Monday, 2 January 2017

Taxes leading to reduced GDP from mining: Sanjay Pattnaik

At the annual general meeting of Federation of Indian Mineral Industries (FIMI), Sanjay Pattnaik, Executive Director of Tata Sponge Iron (TSIL), was elected as the national president of the body.
An excerpt from his interview in the meeting:
What are the challenges before the industry?
Mining involves numerous stakeholders, and hence, its revival depends on strong coordination not only between miners and the government, but also among the state and central governments.
Foremost of all, the annual cap of 30 MT imposed by the Supreme Court needs to be removed to allow the industry to grow.
India has the highest tax rates on minerals in the world. Effective tax-rate, the ratio of value of all amounts paid to the government to value of profits before taxes, is approximately 69% for operating mines in India compared to resource-rich nations like Canada (34%), Australia (40%), and South Africa (40%).
In addition to royalty, miners have to make several other payments such as DMF (30% on royalty for existing mines and 10% on royalty for auctioned mines), NMET-National Mineral Exploration Trust (2% on royalty), service tax (15% on royalty), sales tax, environment and forest levies, and other cess/taxes by local institutions, panchayats, etc.

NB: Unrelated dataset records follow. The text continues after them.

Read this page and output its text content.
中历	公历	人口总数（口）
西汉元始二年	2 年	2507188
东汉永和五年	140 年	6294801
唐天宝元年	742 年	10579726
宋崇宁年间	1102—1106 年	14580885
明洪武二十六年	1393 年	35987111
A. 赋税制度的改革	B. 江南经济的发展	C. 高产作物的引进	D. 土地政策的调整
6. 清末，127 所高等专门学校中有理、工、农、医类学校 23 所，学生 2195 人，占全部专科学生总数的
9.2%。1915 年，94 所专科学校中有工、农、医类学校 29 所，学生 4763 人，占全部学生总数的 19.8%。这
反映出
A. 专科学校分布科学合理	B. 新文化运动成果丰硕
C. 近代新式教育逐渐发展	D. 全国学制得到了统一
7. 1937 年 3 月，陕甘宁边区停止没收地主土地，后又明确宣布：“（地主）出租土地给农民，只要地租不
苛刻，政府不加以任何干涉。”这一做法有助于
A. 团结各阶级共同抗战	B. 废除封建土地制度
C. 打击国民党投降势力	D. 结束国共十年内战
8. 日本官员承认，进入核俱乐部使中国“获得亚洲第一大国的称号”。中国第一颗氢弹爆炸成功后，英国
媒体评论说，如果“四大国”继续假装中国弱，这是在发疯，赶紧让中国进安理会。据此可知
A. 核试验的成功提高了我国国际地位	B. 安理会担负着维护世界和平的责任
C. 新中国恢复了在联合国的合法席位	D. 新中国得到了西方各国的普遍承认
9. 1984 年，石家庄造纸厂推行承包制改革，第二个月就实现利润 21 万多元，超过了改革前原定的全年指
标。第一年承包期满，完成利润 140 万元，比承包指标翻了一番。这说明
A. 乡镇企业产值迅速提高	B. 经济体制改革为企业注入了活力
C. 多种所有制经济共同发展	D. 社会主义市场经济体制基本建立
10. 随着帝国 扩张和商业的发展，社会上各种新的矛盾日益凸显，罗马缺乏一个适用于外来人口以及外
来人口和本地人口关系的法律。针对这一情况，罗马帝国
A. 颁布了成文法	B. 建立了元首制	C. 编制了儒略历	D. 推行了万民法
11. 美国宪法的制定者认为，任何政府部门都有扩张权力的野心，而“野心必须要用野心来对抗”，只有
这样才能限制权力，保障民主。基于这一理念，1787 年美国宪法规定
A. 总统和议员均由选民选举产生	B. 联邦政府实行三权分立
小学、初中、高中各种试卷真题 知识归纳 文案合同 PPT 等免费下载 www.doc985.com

These taxes make the domestic raw materials costly and unviable for manufacturing, leading to imports and reduced GDP from mining.
In another interview with the beach mining tycoon, Vaikundarajan, the MD and CEO of the largest beach mining company in India - V. V. Minerals, he had echoed the same thoughts. Obviously, even the beach and sand mining companies face the same issues with the policies of the government.